Java Design – Class Design with Bi-Directional Relationships

designjava

This is a purely design question.

I want to port a nice educational "game" Bug Brain to Java. In this game you design neural networks which consist of three elements: neurons, nodes and synapses.
Neuron is used to perform some kind of processing on its input signals to produce the desired output; it can be connected with other neurons/nodes (connections are uni-directional and weighted). We can think about nodes can as of junctions – they can also be connected with other neurons/nodes (and these connections are also uni-directional and weighted), but the weight of we cannot change weights of input connections. Synapse is a connection between these two elements.
To sum up: neurons and nodes have both inputs and outputs (to other neurons/nodes) and they do some inputs->outputs processing.

Q: Now, how would you design this class structure?
This is a sketch I "produced" so far:
screenshot of the design

Because the operation "connect two joins (i.e. neuron/node)" has three responsibilities (add synapse, add output to join A, add input to join B) I've decided to put it as a static methid in a controller class.
Of course I could avoid such two-directional relationships between elements: I don't have to keep track of outputs, only inputs but there are some other limitations eg. there can be only 8 I/Os per join so then I'd have to iterate over all synapses every time I add a connection to see if there is still some place to add it. In this case (this game) you won't have too many connections so it would not hit performance, but I'd like to know how to deal with such situations in general.

As it's the foundation of this whole logic of this project I'd like to have it properly made. All suggestions are warmly welcome 😉

Best Answer

Bi-directional associations in a class design are possible, but they always come at a hefty price, which you should know and must be willing to pay.

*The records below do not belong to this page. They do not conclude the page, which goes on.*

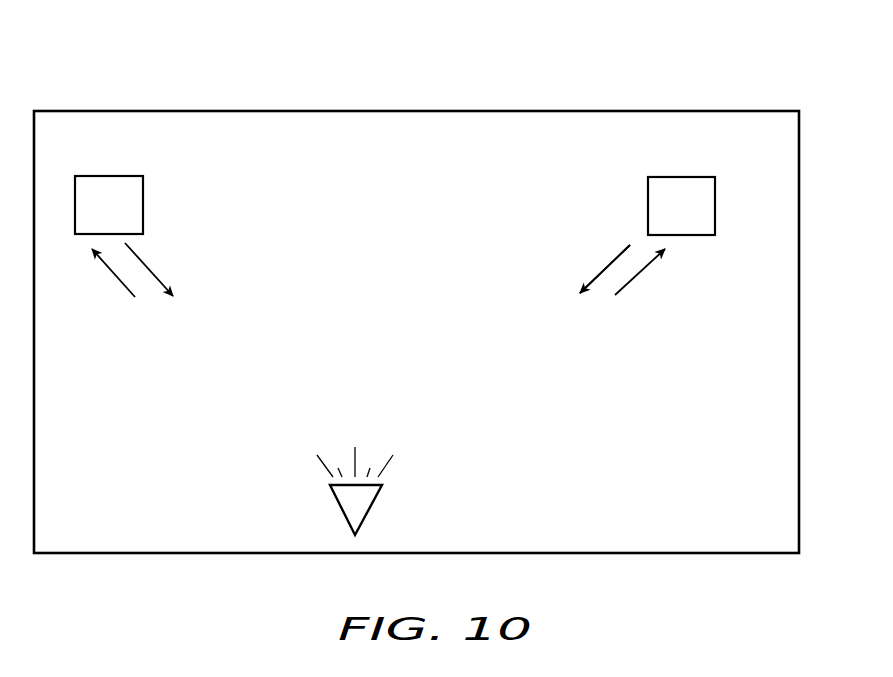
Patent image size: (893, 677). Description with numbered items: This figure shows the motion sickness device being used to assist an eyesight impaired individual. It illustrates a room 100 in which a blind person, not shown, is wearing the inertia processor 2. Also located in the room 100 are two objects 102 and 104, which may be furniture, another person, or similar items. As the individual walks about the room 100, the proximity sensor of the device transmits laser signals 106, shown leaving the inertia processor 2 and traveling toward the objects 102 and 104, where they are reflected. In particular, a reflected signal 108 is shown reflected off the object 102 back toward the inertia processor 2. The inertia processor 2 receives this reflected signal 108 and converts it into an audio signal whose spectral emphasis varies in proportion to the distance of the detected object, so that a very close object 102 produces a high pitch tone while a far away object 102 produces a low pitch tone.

The room 100 is at (697, 110).
The object 102 is at (715, 215).
The object 104 is at (143, 198).
The laser signals 106 is at (120, 283).
The reflected signal 108 is at (610, 260).
The inertia processor 2 is at (372, 507).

Generally, I like to avoid bi-directional associations with the only exception being performance. As you have mentioned, without knowing the other directions, you may have to loop through all the other objects to find the right one (or count them in your case). This may be costly, but it can also be worked around in other ways than creating a bi-directional relationship (f.ex. association classes with caches).

As you may well get hundreds of synapses, it certainly isn't good to loop over them to be able to check if something is connectable, so I think your bi-directional association may be a valid option here. It depends on what exactly you mean with this game

won't have too many connections.

If you can afford the looping, then I suggest you do so. If you do keep the bi-directional relationship, you will have to be extremely careful to keep your model consistent. Each time you touch one of these associations, you must ensure that you atomically update the whole model to become consistent again.

It's hard enough to ensure that each and every modification is correctly mirrored for all involved objects / associations, but once you add concurrency to that it gets even more ugly, because you do not ever want another thread to see the model in an intermediate state, where just one direction has been added/removed yet.

Even if you use tools like Hibernate, which support the bi-directional relationships out of the box, you get other trade-offs. For example, if you combine Hibernate with eager fetching you may well end up reading your whole neural network from the database, whenever you just call for one join. That's all part of the price to be payed.

Also note that omitting the bi-directional relationship and adding some helper class which keeps track of the number of inputs/outputs instead is not a good idea. For one, you split up the responsibility for consistent model updates to something outside of your main model, and second, the involved logic to keep things consistent needs to be added either way. You may accept the poor looping performance, or you may reasonably improve it by some cached lookup that is easier to update and need not necessarily be complete.

As a summary: Bi-directional relationships are possible, but should only be considered, when you cannot work around their absence in a feasible way.